Suppose I have a polynomial $A$, which I factorize as $A=BC$ (where $B$ and $C$ are polynomials with integer, rational or real coefficients). When factoring $B$ as $B=B'$ and $C$ as $C=C'$ (to irreducibly polynomials over the respective field) does $A=B'C'$ gives the full factorization.
In other words, does factorizing the parts of a partially factorizing polynomials gives the full factorization of the original polynomial (over all of integers, rationals or reals)?
Regards and thanks.
As long as you stick to one of either integers, rationals, or reals, you can't go astray by choosing a "wrong" factorization. The rings $\mathbb Z[X]$, $\mathbb Q[X]$ and $\mathbb R[X]$ are all _unique factorization domains, so if you have $A=BC$ in one of these rings, then you know that the irreducible factors if $A$ are the irreducible factors of $B$ together with the irreducible factors of $C$.

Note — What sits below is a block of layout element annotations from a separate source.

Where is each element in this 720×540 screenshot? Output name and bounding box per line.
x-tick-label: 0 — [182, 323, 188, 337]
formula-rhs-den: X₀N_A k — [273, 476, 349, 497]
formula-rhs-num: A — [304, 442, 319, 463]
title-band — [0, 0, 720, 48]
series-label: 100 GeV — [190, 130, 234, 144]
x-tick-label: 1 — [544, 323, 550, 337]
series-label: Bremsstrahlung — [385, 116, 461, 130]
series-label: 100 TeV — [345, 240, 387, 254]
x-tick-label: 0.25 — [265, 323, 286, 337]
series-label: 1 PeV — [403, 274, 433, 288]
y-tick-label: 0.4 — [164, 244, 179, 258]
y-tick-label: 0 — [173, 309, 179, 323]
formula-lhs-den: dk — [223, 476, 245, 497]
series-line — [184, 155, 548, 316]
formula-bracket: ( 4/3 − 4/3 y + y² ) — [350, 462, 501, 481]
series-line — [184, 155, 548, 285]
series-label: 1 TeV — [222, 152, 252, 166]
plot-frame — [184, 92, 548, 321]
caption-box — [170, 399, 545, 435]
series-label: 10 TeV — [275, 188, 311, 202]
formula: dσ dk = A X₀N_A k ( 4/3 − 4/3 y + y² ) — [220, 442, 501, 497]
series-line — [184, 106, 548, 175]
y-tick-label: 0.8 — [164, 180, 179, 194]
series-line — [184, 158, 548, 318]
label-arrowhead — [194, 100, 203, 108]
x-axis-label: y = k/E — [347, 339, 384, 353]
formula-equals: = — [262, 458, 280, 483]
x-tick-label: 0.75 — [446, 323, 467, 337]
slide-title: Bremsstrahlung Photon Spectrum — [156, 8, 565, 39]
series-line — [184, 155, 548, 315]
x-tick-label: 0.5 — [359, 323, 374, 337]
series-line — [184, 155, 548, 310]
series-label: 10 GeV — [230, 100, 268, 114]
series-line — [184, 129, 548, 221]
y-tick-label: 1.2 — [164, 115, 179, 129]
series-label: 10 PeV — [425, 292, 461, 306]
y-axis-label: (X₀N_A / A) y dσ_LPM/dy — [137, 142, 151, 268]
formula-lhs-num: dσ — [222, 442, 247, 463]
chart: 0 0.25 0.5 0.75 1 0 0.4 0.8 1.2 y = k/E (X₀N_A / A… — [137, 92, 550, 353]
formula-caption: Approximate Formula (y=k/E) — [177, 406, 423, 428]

On the other hand, if you mix and match base rings -- say, is $A$ is an integer polynomial and $B$ and $C$ are real polynomials, then there may be irreducible factors of $A$ in $\mathbb Z[X]$ that are not factors of $B$ and $C$. For example, this would be the case if $A$ is irreducible over the integers, and $B$ and $C$ are factors of lower (but nonzero) degree.
However, since $\mathbb Q$ is the fraction field of $\mathbb Z$, you do get to mix and match between those. The irreducible polynomials over $\mathbb Q$ are exactly the irreducible nonconstant polynomials over $\mathbb Z$ (times rational constants). So it is possible to factor integer polynomials by considering factors with rational coefficients, if you take care about handling degree-0 factors separately.